As partes podem escolher qual regra será aplicada (norma de direito material). Podem convencionar que “[…] o julgamento se realize com base nos princípios gerais de direito, nos usos e costumes e nas regras internacionais de comércio”19.

Ademais, a arbitragem não está sujeita aos rigores do Processo Civil e, ainda, o árbitro é capaz de ter contato diretamente com as partes, com mais tempo para solucionar as peculiaridades de cada caso.

De tal modo, destaca-se a tendência do mundo contemporâneo de transferir os conflitos para as soluções alternativas, retirando do Poder Judiciário a grande maioria dos casos, deixando essa instituição como uma reserva e incentivando a participação ativa dos envolvidos na solução de seus próprios problemas.

PRINCÍPIOS NO PROCESSO CIVIL

O Código de Processo Civil de 2015 dá importância à solução alternativa de conflitos através do artigo 3º, § 2 e 3, os quais estabelecem que sempre que possível a solução dos conflitos deverá ser consensual, e que os métodos como a conciliação, a mediação e outros deverão sempre ser estimulados por todos que compõem o curso do processo judicial, in verbis:

Art. 3º Não se excluirá da apreciação jurisdicional ameaça ou lesão a direito.

§ 1º É permitida a arbitragem, na forma da lei.

§ 2º O Estado promoverá, sempre que possível, a solução consensual dos conflitos.

§ 3º A conciliação, a mediação e outros métodos de solução consensual de conflitos deverão ser estimulados por juízes, advogados, defensores públicos e membros do Ministério Público, inclusive no curso do processo judicial20.

Tratando das diretrizes para aplicação dos métodos alternativos de solução de conflitos, cabe trazer inicialmente princípios que permeiam este âmbito jurídico, quais sejam: o conflito entre o acesso à justiça com a “inafastabilidade” do Poder Judiciário, a colaboração entre as partes, a autonomia da vontade e a boa-fé, no contexto da realização de acordos mesmo que fora da atividade de prestação jurisdicional – ou seja, extrajudiciais.

DO ACESSO À JUSTIÇA

No primeiro deles, o acesso à justiça, previsto no artigo 5º, inciso XXXV da Constituição Federal, prevê-se que todos devem ter o acesso à justiça com o fim de postular a tutela jurisdicional, tanto preventiva quanto reparatória, relativa a um direito.
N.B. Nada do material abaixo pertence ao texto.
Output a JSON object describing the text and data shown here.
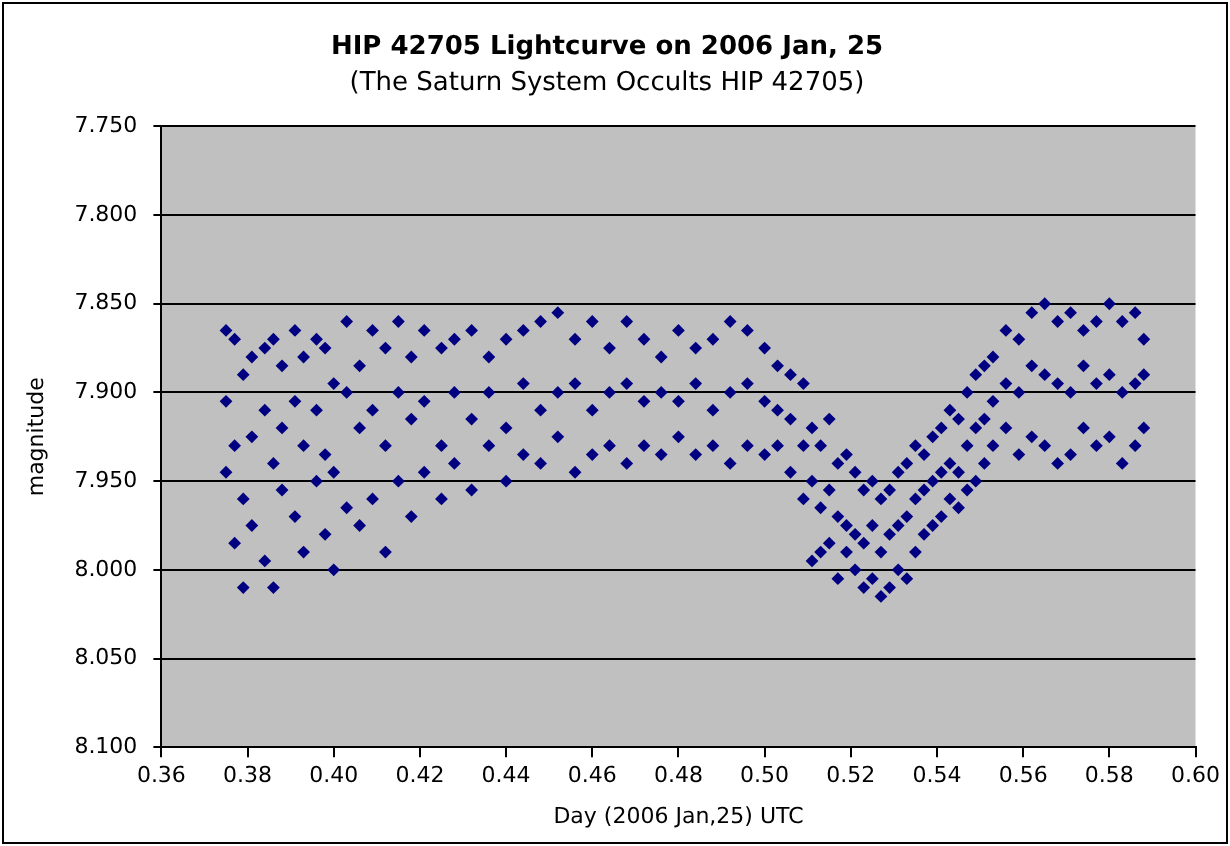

Nesse patamar, não se confunde tal previsão com o direito de petição, consagrado no artigo 5º, XXXIV, alínea “a” da Constituição Federal:

XXXIV – são a todos assegurados, independentemente do pagamento de taxas:

o direito de petição aos Poderes Públicos em defesa de direitos ou contra ilegalidade ou abuso de poder21;

O princípio do acesso à justiça decorre da necessidade de dirigir-se ao juízo para pleitear a tutela jurisdicional, haja vista se tratar de direito pessoa que deve ter interesse processual e preencher as chamadas “condições da ação”.

Já no direito de petição não há necessidade de que o peticionário tenha sofrido a lesão do seu direito, visto que se caracteriza como direito de participação política, onde se tem o interesse geral no cumprimento da ordem pública.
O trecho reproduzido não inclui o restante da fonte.